I have never been really good at anything. I dabble in all kinds of crafts like cross stitch, knitting, crocheting, sewing, quilting, beading, and more, but I have never truly mastered any of them. Even in my cooking-I can cook and bake-but it is nothing spectacular, just average.
All my life I have been just average. Average height, weight (not now, that is above average), plain brown hair, not really pretty but not ugly, not rich, not poor, an average husband, two kids, a dog or 2. I was always pretty average in school as well.
Sometimes I really want to be someone special. Someone who can do something that makes people say WOW. I would love to amaze people with my cooking or baking, be such a great seamstress people are begging me to do some sewing for me.
I often look over my life and think it has not been so bad. At other times I feel so very average, maybe a little below average. I want to accomplish so much but I don't have what it takes.

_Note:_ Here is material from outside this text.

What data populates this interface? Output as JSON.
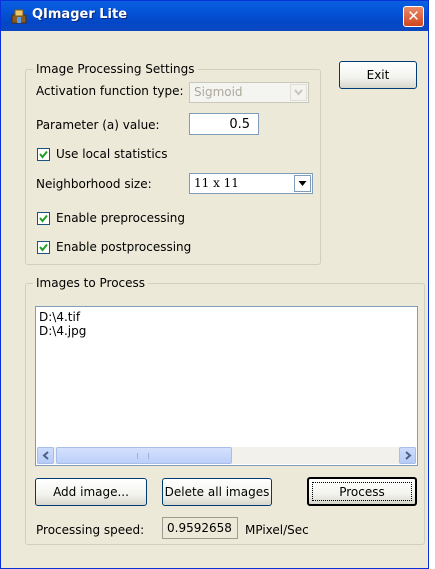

I know I should not look at other people's lives and compare to mine but I do, we all do. I see people hanging out with their friends and I feel lonely. My friend is done with me. She has moved on. I have acquaintances at church but have not become really close to anyone. Some ladies just went on a camping trip-sad to say I was jealous. I don't even really know these women but I want to be a part of something like that. I want to have friends who want to get together for lunch or do a camping trip or go shopping or have tea. I guess this is where I fall below average because of the lack of friends.